I have added a case where we move both pointers if the end value is the same.

def merge(intervals_a, intervals_b):
  result = []
  # This essentially just helps us to make the subsequent selection of intervals more semantic
  start, end = 0, 1
  i, j = 0, 0
  # Continue running the loop until both indices of each list are in range
  while i < len(intervals_a) and j < len(intervals_b):
    # Grab the smallest end of both intervals, this is just to aid readability further down 
    smallest_end = min(intervals_a[i][end], intervals_b[j][end])

    # Check if the interval from the first list overlaps the interval from the second list
    if intervals_a[i][start] >= intervals_b[j][start] and intervals_a[i][start] <= intervals_b[j][end]:
      result.append([intervals_a[i][start], smallest_end])
    # Check if the interval from the second list overlaps the interval from the first list
    elif intervals_b[j][start] >= intervals_a[i][start] and intervals_b[j][start] <= intervals_a[i][end]:
      result.append([intervals_b[j][start], smallest_end])
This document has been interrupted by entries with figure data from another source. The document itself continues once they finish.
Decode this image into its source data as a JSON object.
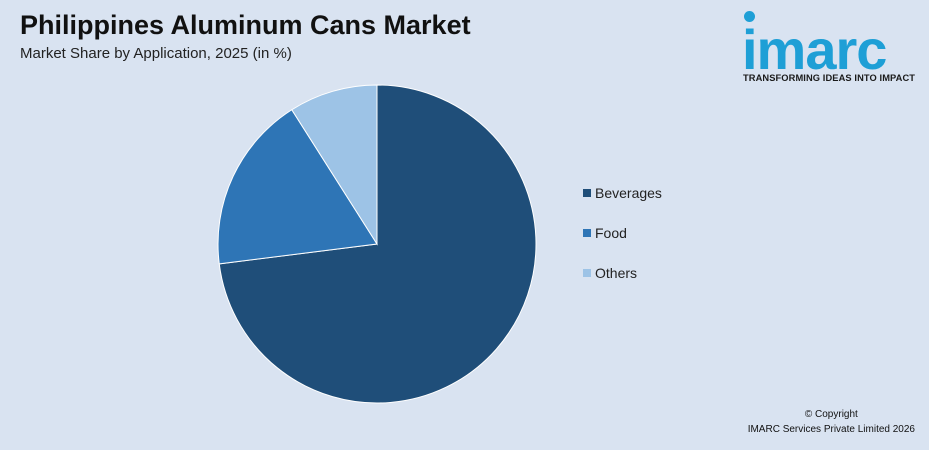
{
  "header": {
    "title": "Philippines Aluminum Cans Market",
    "subtitle": "Market Share by Application, 2025 (in %)"
  },
  "logo": {
    "word": "imarc",
    "tagline": "TRANSFORMING IDEAS INTO IMPACT",
    "color": "#1e9fd6"
  },
  "chart_data": {
    "type": "pie",
    "title": "Philippines Aluminum Cans Market",
    "subtitle": "Market Share by Application, 2025 (in %)",
    "categories": [
      "Beverages",
      "Food",
      "Others"
    ],
    "values": [
      73,
      18,
      9
    ],
    "colors": [
      "#1f4e79",
      "#2e75b6",
      "#9dc3e6"
    ],
    "start": "12 o'clock",
    "direction": "clockwise",
    "legend_placement": "right"
  },
  "footer": {
    "copyright": "© Copyright",
    "company": "IMARC Services Private Limited 2026"
  }
}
    # If the end of both intervals is equal to each other, since we know that intervals
    # in each list are disjoint this means both the start and end values from an interval
    # in each list are smallest than the next interval in the same list
    # using that information we can safely move both index pointers of each list up by 1
    if intervals_a[i][end] == intervals_b[j][end]:
      i += 1
      j += 1
    elif intervals_a[i][end] < intervals_b[j][end]:
      i += 1
      j += 1

  return result

Type your question above this line.


Hi @Demos

I think this case is already covered in the provided solution. I edited the input of the solution code by keeping the same end values and the output is covering this part also.
Please let me know if there is another case that is not covered in the solution.

Hi @Usman_Younas I am not saying that the provided solution does not work at a specific case, it does.

What I am saying is that at the case where both interval ends are equal to each other we can move both pointers at the same time slightly improving the efficiency of the algorithm.